Elizabeth Scordato (PhD, 2012, CEB)
Alumni micro-interview
What is your current job?  I just started as an assistant professorship at Cal Poly Pomona. How did the training in E&E help you with your career? UofC taught me how to be an independent scientist. It's a unique place in that students are given broad freedom to develop their own projects. This can feel like trial-by-fire in the early years, but by the time I graduated I had learned how to develop my own questions, obtain my own funding, and run my own research projects. This was invaluable experience as I moved into postdoc and faculty positions. What is your fondest memory of your time in the program? The graduate student community was really great when I was there. Everyone worked hard on interesting projects and did exciting fieldwork.

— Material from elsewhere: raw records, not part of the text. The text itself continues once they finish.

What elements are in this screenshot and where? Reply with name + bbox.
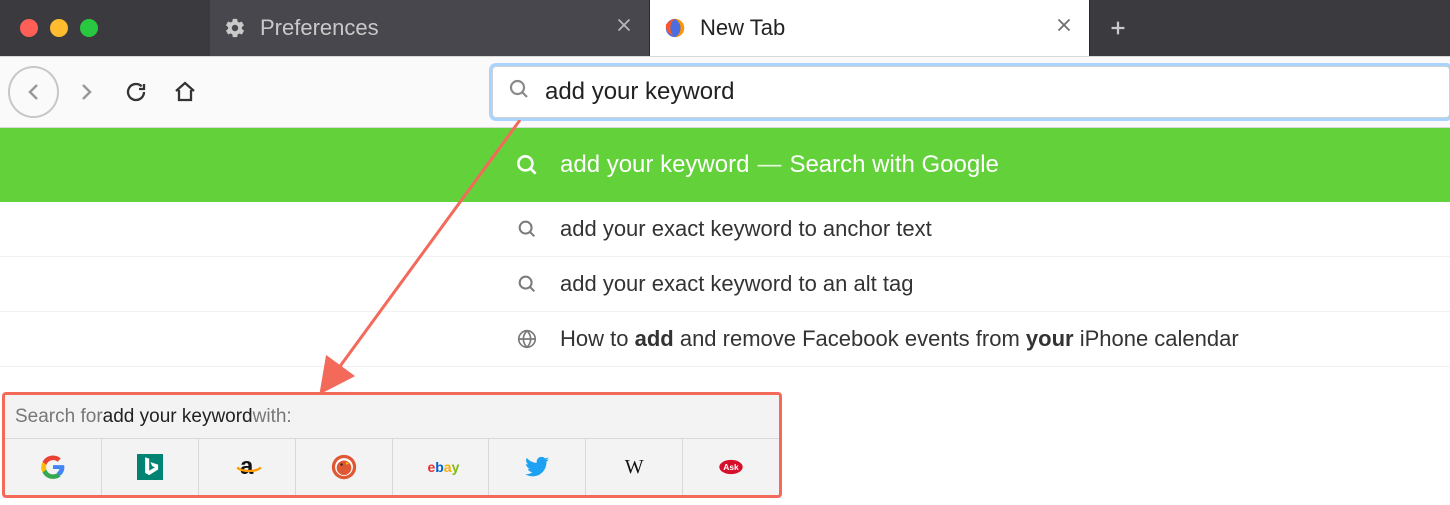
suggestion-text: How to add and remove Facebook events fr… bbox=[560, 326, 1239, 352]
search-icon bbox=[510, 152, 544, 178]
tab-label: New Tab bbox=[700, 15, 1053, 41]
engine-duckduckgo[interactable] bbox=[296, 439, 393, 495]
tab-preferences[interactable]: Preferences bbox=[210, 0, 650, 56]
engine-twitter[interactable] bbox=[489, 439, 586, 495]
url-bar[interactable] bbox=[492, 66, 1450, 118]
minimize-window-button[interactable] bbox=[50, 19, 68, 37]
gear-icon bbox=[224, 17, 246, 39]
zoom-window-button[interactable] bbox=[80, 19, 98, 37]
engine-ebay[interactable]: ebay bbox=[393, 439, 490, 495]
engine-wikipedia[interactable]: W bbox=[586, 439, 683, 495]
one-click-search-panel: Search for add your keyword with: a ebay… bbox=[2, 392, 782, 498]
amazon-icon: a bbox=[234, 454, 260, 480]
tab-new-tab[interactable]: New Tab bbox=[650, 0, 1090, 56]
close-tab-icon[interactable] bbox=[1053, 14, 1075, 42]
close-window-button[interactable] bbox=[20, 19, 38, 37]
close-tab-icon[interactable] bbox=[613, 14, 635, 42]
suggestion-action: Search with Google bbox=[789, 151, 998, 179]
wikipedia-icon: W bbox=[621, 454, 647, 480]
urlbar-suggestions: add your keyword — Search with Google ad… bbox=[0, 128, 1450, 367]
globe-icon bbox=[510, 328, 544, 350]
suggestion-text: add your exact keyword to an alt tag bbox=[560, 271, 913, 297]
suggestion-row[interactable]: add your exact keyword to an alt tag bbox=[0, 257, 1450, 312]
engine-amazon[interactable]: a bbox=[199, 439, 296, 495]
reload-button[interactable] bbox=[113, 69, 159, 115]
suggestion-text: add your exact keyword to anchor text bbox=[560, 216, 932, 242]
tab-label: Preferences bbox=[260, 15, 613, 41]
suggestion-row-highlighted[interactable]: add your keyword — Search with Google bbox=[0, 128, 1450, 202]
tab-strip: Preferences New Tab bbox=[0, 0, 1450, 56]
separator: — bbox=[757, 151, 781, 179]
search-icon bbox=[510, 218, 544, 240]
suggestion-text: add your keyword bbox=[560, 151, 749, 179]
home-button[interactable] bbox=[162, 69, 208, 115]
window-controls bbox=[0, 0, 210, 56]
engine-ask[interactable]: Ask bbox=[683, 439, 779, 495]
engine-bing[interactable] bbox=[102, 439, 199, 495]
forward-button[interactable] bbox=[63, 69, 109, 115]
ebay-icon: ebay bbox=[427, 454, 453, 480]
search-icon bbox=[507, 77, 531, 108]
url-input[interactable] bbox=[545, 78, 1435, 106]
suggestion-row[interactable]: How to add and remove Facebook events fr… bbox=[0, 312, 1450, 367]
panel-label: Search for add your keyword with: bbox=[5, 395, 779, 439]
firefox-icon bbox=[664, 17, 686, 39]
back-button[interactable] bbox=[8, 66, 59, 118]
svg-text:Ask: Ask bbox=[723, 462, 739, 472]
new-tab-button[interactable] bbox=[1090, 0, 1146, 56]
suggestion-row[interactable]: add your exact keyword to anchor text bbox=[0, 202, 1450, 257]
search-icon bbox=[510, 273, 544, 295]
navigation-toolbar bbox=[0, 56, 1450, 128]
engine-google[interactable] bbox=[5, 439, 102, 495]
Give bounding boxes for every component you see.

There was a lot of support and camaraderie among the students- particularly over $2 grilled cheese sandwiches and pitchers of Leinenkugel at Jimmy's.
Sidi Chen (PhD, 2011)
Alumni micro-interview
What is your current job?  Assistant Professor, Dept. of Genetics & Systems Biology Institute, Yale University School of Medicine. How did the training in E&E help you with your career? The training at UofC is tremendously important for my scientific thoughts and career. What is your fondest memory of your time in the program? Free academic atmosphere. And the quad.
Mark Novak (PhD, 2008)
Alumni micro-interview
What is your current job?  Associate professor of Integrative Biology, Oregon State University. How did the training in E&E help you with your career? Converted me from a purely empirical/field ecologist into someone who understands enough theoretical ecology to be teaching it and publishing “data free” papers; exactly what I wanted to get out of graduate school. What is your fondest memory of your time in the program? 8am basketball scrimmages with the Dawn Patrol / Box of Dead Rodents.